When he was done he came over and they stood side by side in silence for a while, watching the horses eat.

Eventually Evangeline spoke. “What’s to be done with them?” she asked.

“Sergeant Reed told me to graze them until someone decides,” Arthur said.

“Stephen Reed? He’s here?”

“Hereabouts,” Arthur said.

When the hay was gone the animals stood in their paddock looking toward the house, as if expecting Grace to appear in the doorway. After the one-eyed horse had been roped and led back from the main street, the others had returned on their own.

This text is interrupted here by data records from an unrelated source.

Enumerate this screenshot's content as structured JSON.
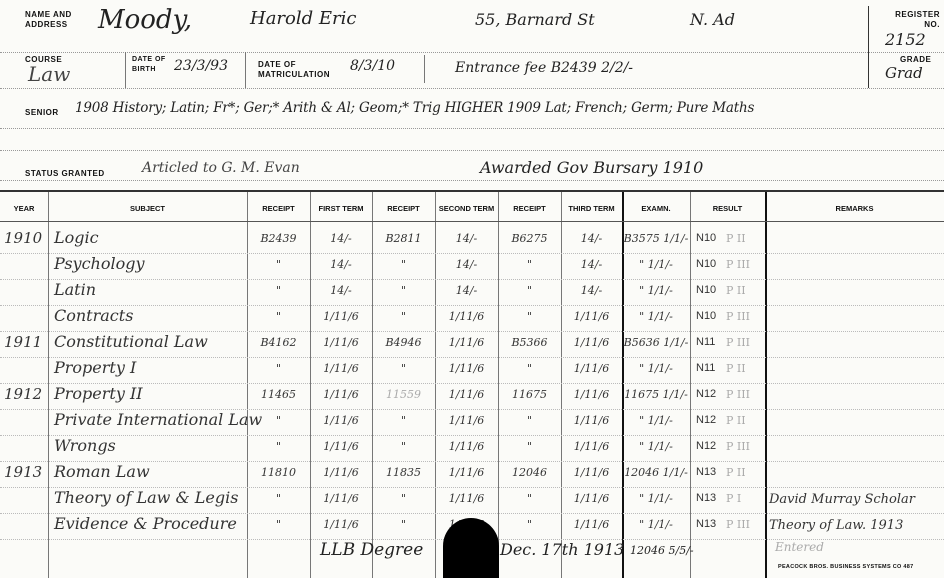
{
  "header": {
    "name_label": "Name and Address",
    "surname": "Moody,",
    "given_names": "Harold Eric",
    "address": "55, Barnard St",
    "address_suffix": "N. Ad",
    "register_label": "Register No.",
    "register_no": "2152"
  },
  "course": {
    "course_label": "Course",
    "course": "Law",
    "dob_label": "Date of Birth",
    "dob": "23/3/93",
    "matric_label": "Date of Matriculation",
    "matric": "8/3/10",
    "entrance": "Entrance fee B2439 2/2/-",
    "grade_label": "Grade",
    "grade": "Grad"
  },
  "senior": {
    "label": "Senior",
    "text": "1908 History; Latin; Fr*; Ger;* Arith & Al; Geom;* Trig HIGHER 1909 Lat; French; Germ; Pure Maths"
  },
  "status": {
    "label": "Status Granted",
    "articled": "Articled to G. M. Evan",
    "bursary": "Awarded Gov Bursary 1910"
  },
  "table": {
    "headers": [
      "Year",
      "Subject",
      "Receipt",
      "First Term",
      "Receipt",
      "Second Term",
      "Receipt",
      "Third Term",
      "Examn.",
      "Result",
      "Remarks"
    ],
    "rows": [
      {
        "year": "1910",
        "subject": "Logic",
        "r1": "B2439",
        "t1": "14/-",
        "r2": "B2811",
        "t2": "14/-",
        "r3": "B6275",
        "t3": "14/-",
        "exam": "B3575 1/1/-",
        "result": "N10",
        "pass": "P II",
        "remarks": ""
      },
      {
        "year": "",
        "subject": "Psychology",
        "r1": "\"",
        "t1": "14/-",
        "r2": "\"",
        "t2": "14/-",
        "r3": "\"",
        "t3": "14/-",
        "exam": "\" 1/1/-",
        "result": "N10",
        "pass": "P III",
        "remarks": ""
      },
      {
        "year": "",
        "subject": "Latin",
        "r1": "\"",
        "t1": "14/-",
        "r2": "\"",
        "t2": "14/-",
        "r3": "\"",
        "t3": "14/-",
        "exam": "\" 1/1/-",
        "result": "N10",
        "pass": "P II",
        "remarks": ""
      },
      {
        "year": "",
        "subject": "Contracts",
        "r1": "\"",
        "t1": "1/11/6",
        "r2": "\"",
        "t2": "1/11/6",
        "r3": "\"",
        "t3": "1/11/6",
        "exam": "\" 1/1/-",
        "result": "N10",
        "pass": "P III",
        "remarks": ""
      },
      {
        "year": "1911",
        "subject": "Constitutional Law",
        "r1": "B4162",
        "t1": "1/11/6",
        "r2": "B4946",
        "t2": "1/11/6",
        "r3": "B5366",
        "t3": "1/11/6",
        "exam": "B5636 1/1/-",
        "result": "N11",
        "pass": "P III",
        "remarks": ""
      },
      {
        "year": "",
        "subject": "Property I",
        "r1": "\"",
        "t1": "1/11/6",
        "r2": "\"",
        "t2": "1/11/6",
        "r3": "\"",
        "t3": "1/11/6",
        "exam": "\" 1/1/-",
        "result": "N11",
        "pass": "P II",
        "remarks": ""
      },
      {
        "year": "1912",
        "subject": "Property II",
        "r1": "11465",
        "t1": "1/11/6",
        "r2": "11559",
        "t2": "1/11/6",
        "r3": "11675",
        "t3": "1/11/6",
        "exam": "11675 1/1/-",
        "result": "N12",
        "pass": "P III",
        "remarks": ""
      },
      {
        "year": "",
        "subject": "Private International Law",
        "r1": "\"",
        "t1": "1/11/6",
        "r2": "\"",
        "t2": "1/11/6",
        "r3": "\"",
        "t3": "1/11/6",
        "exam": "\" 1/1/-",
        "result": "N12",
        "pass": "P II",
        "remarks": ""
      },
      {
        "year": "",
        "subject": "Wrongs",
        "r1": "\"",
        "t1": "1/11/6",
        "r2": "\"",
        "t2": "1/11/6",
        "r3": "\"",
        "t3": "1/11/6",
        "exam": "\" 1/1/-",
        "result": "N12",
        "pass": "P III",
        "remarks": ""
      },
      {
        "year": "1913",
        "subject": "Roman Law",
        "r1": "11810",
        "t1": "1/11/6",
        "r2": "11835",
        "t2": "1/11/6",
        "r3": "12046",
        "t3": "1/11/6",
        "exam": "12046 1/1/-",
        "result": "N13",
        "pass": "P II",
        "remarks": ""
      },
      {
        "year": "",
        "subject": "Theory of Law & Legis",
        "r1": "\"",
        "t1": "1/11/6",
        "r2": "\"",
        "t2": "1/11/6",
        "r3": "\"",
        "t3": "1/11/6",
        "exam": "\" 1/1/-",
        "result": "N13",
        "pass": "P I",
        "remarks": "David Murray Scholar"
      },
      {
        "year": "",
        "subject": "Evidence & Procedure",
        "r1": "\"",
        "t1": "1/11/6",
        "r2": "\"",
        "t2": "1/11/6",
        "r3": "\"",
        "t3": "1/11/6",
        "exam": "\" 1/1/-",
        "result": "N13",
        "pass": "P III",
        "remarks": "Theory of Law. 1913"
      }
    ],
    "degree": "LLB Degree",
    "degree_date": "Dec. 17th 1913",
    "degree_exam": "12046 5/5/-",
    "remarks_extra": "Entered"
  },
  "footer": {
    "printer": "Peacock Bros. Business Systems Co 487"
  }
}
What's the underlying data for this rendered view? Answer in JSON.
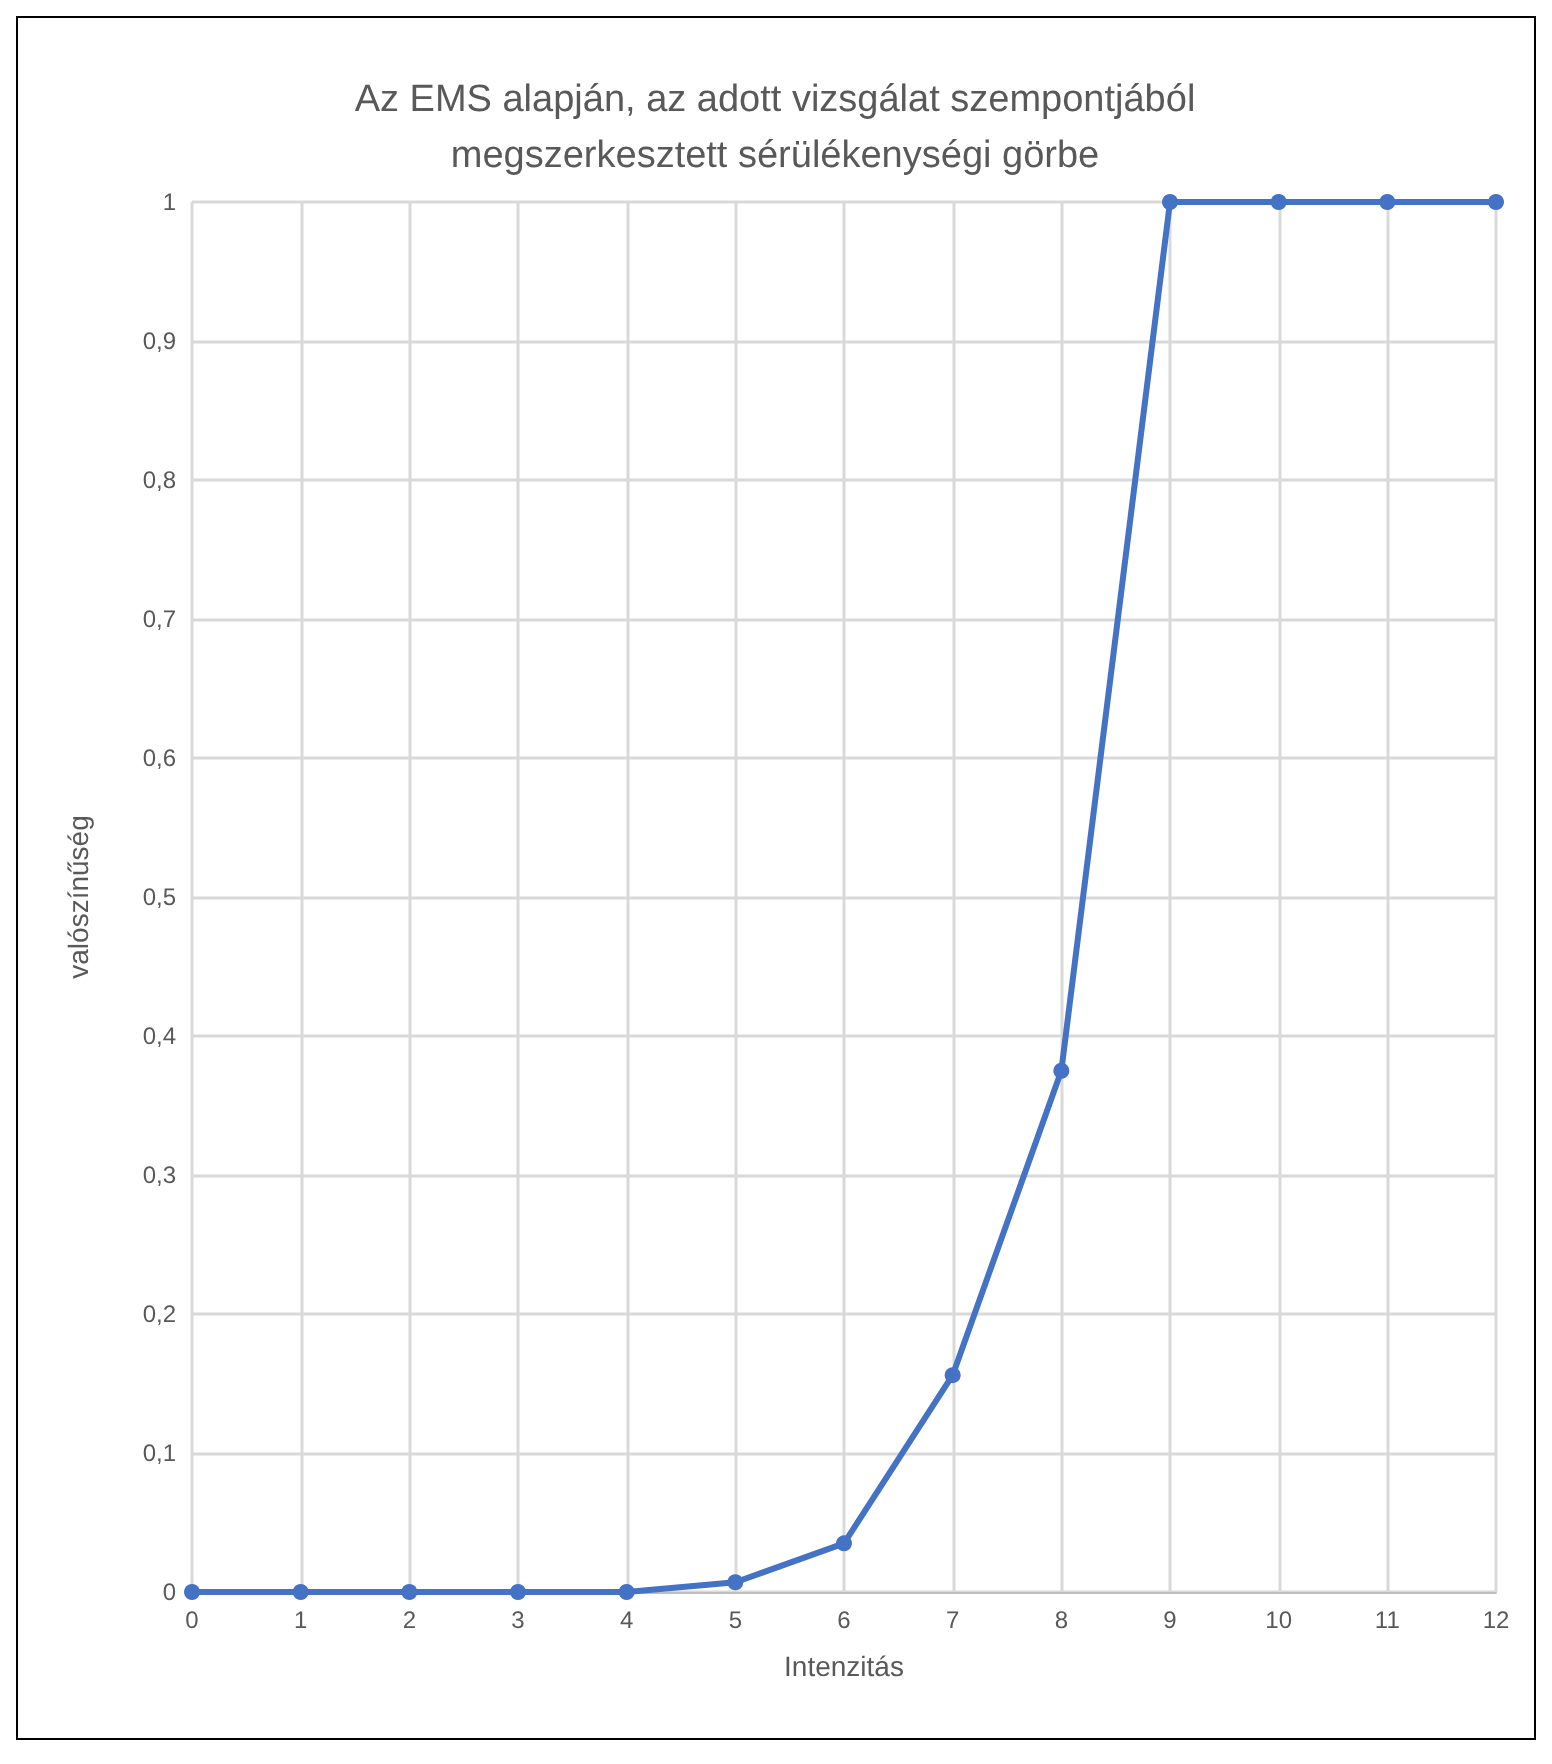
{
  "chart_data": {
    "type": "line",
    "title": "Az EMS alapján, az adott vizsgálat szempontjából\nmegszerkesztett sérülékenységi görbe",
    "xlabel": "Intenzitás",
    "ylabel": "valószínűség",
    "x": [
      0,
      1,
      2,
      3,
      4,
      5,
      6,
      7,
      8,
      9,
      10,
      11,
      12
    ],
    "series": [
      {
        "color": "#4472c4",
        "values": [
          0,
          0,
          0,
          0,
          0,
          0.007,
          0.035,
          0.156,
          0.375,
          1,
          1,
          1,
          1
        ]
      }
    ],
    "xlim": [
      0,
      12
    ],
    "xticks": [
      0,
      1,
      2,
      3,
      4,
      5,
      6,
      7,
      8,
      9,
      10,
      11,
      12
    ],
    "ylim": [
      0,
      1
    ],
    "yticks": [
      {
        "value": 0,
        "label": "0"
      },
      {
        "value": 0.1,
        "label": "0,1"
      },
      {
        "value": 0.2,
        "label": "0,2"
      },
      {
        "value": 0.3,
        "label": "0,3"
      },
      {
        "value": 0.4,
        "label": "0,4"
      },
      {
        "value": 0.5,
        "label": "0,5"
      },
      {
        "value": 0.6,
        "label": "0,6"
      },
      {
        "value": 0.7,
        "label": "0,7"
      },
      {
        "value": 0.8,
        "label": "0,8"
      },
      {
        "value": 0.9,
        "label": "0,9"
      },
      {
        "value": 1,
        "label": "1"
      }
    ],
    "grid": true,
    "marker": "circle",
    "line_style": "solid"
  }
}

“Can I go inside?” Evangeline said.

“No one’s stopping you,” Arthur said.

She left her bicycle by the gate and pushed at the cottage door. The house had not been secured. People would probably avoid it for a while because of what had happened here, but after a few days the superstition would wear off and then anything that wasn’t nailed down would be fair game. Anything that
was
nailed down would be fair game thereafter. Left unattended for long enough, such a remote building would be stripped of its lead, slates, and timbers, with the dressed stone to follow.